Greg Pope, vice president of philanthropy for the Saint Thomas Health Services Foundation of Nashville, Tenn., said studies document that nonprofit healthcare organizations deliver significantly more community benefit than their for-profit counterparts.
"Moves to revoke charity status of nonprofit healthcare organizations are shortsighted and would likely result in cutbacks in critical healthcare services that cities and states rely upon nonprofits to provide," said Pope. "Nonprofit hospitals ... have historically played and continue to play a key role in the financing and delivery of healthcare in the United States because they are bound by their missions to 'do good' for the benefit of the communities they serve."
Pope said "charity care" is too narrow a definition of community benefit, and the grounds for tax-exemptions earned by nonprofit health organizations range far beyond care for the indigent.
According to the Alliance for Advancing Nonprofit Health Care, community benefits provided by nonprofit healthcare organizations go beyond charity care and include:
- Charging no fee or a discounted fee to uninsured, under-insured, low-income or medically indigent patients.
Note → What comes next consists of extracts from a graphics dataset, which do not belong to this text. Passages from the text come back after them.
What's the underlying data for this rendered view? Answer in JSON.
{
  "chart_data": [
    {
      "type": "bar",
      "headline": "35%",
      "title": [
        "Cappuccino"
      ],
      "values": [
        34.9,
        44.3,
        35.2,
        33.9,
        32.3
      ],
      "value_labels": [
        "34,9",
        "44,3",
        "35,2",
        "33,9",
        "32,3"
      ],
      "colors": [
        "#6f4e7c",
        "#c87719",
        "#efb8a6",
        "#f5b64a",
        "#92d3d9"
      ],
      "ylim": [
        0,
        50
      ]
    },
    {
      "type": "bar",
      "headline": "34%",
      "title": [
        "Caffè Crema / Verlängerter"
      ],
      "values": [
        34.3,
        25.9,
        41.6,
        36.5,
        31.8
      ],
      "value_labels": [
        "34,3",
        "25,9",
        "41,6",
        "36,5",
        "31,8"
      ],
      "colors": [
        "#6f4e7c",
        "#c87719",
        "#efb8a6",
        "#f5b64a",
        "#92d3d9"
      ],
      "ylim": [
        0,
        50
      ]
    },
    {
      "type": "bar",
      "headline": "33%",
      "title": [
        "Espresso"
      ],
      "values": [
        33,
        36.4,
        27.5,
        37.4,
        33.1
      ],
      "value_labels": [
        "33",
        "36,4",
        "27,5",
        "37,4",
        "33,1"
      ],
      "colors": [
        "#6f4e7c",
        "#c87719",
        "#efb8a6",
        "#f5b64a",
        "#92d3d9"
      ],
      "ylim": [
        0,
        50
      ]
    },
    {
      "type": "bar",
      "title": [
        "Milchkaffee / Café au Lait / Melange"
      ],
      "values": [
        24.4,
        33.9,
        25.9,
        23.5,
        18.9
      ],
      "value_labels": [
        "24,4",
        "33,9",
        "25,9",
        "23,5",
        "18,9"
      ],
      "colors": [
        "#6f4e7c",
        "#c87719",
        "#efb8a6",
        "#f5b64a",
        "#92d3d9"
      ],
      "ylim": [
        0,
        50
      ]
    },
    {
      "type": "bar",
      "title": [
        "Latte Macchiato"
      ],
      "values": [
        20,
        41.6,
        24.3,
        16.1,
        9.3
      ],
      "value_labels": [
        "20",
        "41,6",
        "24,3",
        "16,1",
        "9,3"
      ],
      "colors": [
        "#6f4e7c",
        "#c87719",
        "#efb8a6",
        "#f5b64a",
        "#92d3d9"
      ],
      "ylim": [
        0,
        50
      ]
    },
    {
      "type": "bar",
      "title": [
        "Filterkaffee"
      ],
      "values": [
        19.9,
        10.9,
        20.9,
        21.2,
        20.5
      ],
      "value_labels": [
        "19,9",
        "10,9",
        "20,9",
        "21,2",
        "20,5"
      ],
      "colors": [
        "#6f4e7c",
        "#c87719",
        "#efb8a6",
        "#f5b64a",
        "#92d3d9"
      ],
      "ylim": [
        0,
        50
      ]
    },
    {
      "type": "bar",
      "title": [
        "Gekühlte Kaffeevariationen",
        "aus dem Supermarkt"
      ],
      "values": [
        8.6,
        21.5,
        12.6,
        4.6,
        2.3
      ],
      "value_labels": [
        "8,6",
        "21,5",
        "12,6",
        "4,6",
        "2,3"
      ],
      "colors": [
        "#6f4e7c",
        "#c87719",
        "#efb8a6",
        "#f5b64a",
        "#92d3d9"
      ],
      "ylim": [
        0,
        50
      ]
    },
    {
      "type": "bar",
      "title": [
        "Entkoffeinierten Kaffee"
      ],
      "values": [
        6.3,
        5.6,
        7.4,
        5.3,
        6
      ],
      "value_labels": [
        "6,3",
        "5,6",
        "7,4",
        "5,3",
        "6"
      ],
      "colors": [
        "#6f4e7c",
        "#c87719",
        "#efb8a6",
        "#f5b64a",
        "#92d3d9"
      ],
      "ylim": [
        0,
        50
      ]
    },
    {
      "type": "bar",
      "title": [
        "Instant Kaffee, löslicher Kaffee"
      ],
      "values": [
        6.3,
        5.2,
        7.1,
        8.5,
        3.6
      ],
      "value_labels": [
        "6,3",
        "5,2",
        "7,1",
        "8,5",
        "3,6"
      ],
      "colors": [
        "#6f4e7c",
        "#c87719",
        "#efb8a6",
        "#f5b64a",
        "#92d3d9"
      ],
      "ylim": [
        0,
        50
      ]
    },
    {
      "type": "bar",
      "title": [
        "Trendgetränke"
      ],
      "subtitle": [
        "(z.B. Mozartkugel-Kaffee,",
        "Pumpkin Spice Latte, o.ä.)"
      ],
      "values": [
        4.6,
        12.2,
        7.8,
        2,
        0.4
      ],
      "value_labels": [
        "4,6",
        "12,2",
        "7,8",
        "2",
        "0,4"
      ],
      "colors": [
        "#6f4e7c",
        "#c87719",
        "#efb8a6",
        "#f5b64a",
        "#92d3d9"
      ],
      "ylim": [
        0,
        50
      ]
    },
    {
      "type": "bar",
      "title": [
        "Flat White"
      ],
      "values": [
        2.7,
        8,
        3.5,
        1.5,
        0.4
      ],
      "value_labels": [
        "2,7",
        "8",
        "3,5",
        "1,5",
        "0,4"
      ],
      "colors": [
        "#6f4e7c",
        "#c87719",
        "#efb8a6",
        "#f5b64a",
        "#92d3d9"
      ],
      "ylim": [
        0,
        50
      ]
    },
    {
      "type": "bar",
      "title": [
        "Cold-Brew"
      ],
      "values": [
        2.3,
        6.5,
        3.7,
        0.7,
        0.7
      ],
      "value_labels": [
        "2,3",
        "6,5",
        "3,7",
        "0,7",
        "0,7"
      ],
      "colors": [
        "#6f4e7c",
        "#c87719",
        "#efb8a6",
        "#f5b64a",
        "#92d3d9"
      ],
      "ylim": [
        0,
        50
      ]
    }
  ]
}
- Providing unprofitable healthcare services such as trauma care, burn care and outreach to primary care and preventive services.
- Supporting and participating in community-wide health planning efforts.
- Providing and supporting medical education and research.
- Conducting community development projects to improve housing, jobs, the physical environment, child or adolescent education, etc.
- Making donations to other nonprofit organizations in the community.
The AHP's most recent Report on Giving also suggests that the range of activities supported by charitable giving is broader than narrowly-defined charity care.
Of the $8.6 billion raised by healthcare organizations' development offices and philanthropic foundations in FY 2008, just more than 6 percent were used to support charitable care, whereas 25 percent supported construction and renovation, 20 percent was expended on new equipment purchases and 16 percent was used on general hospital operations.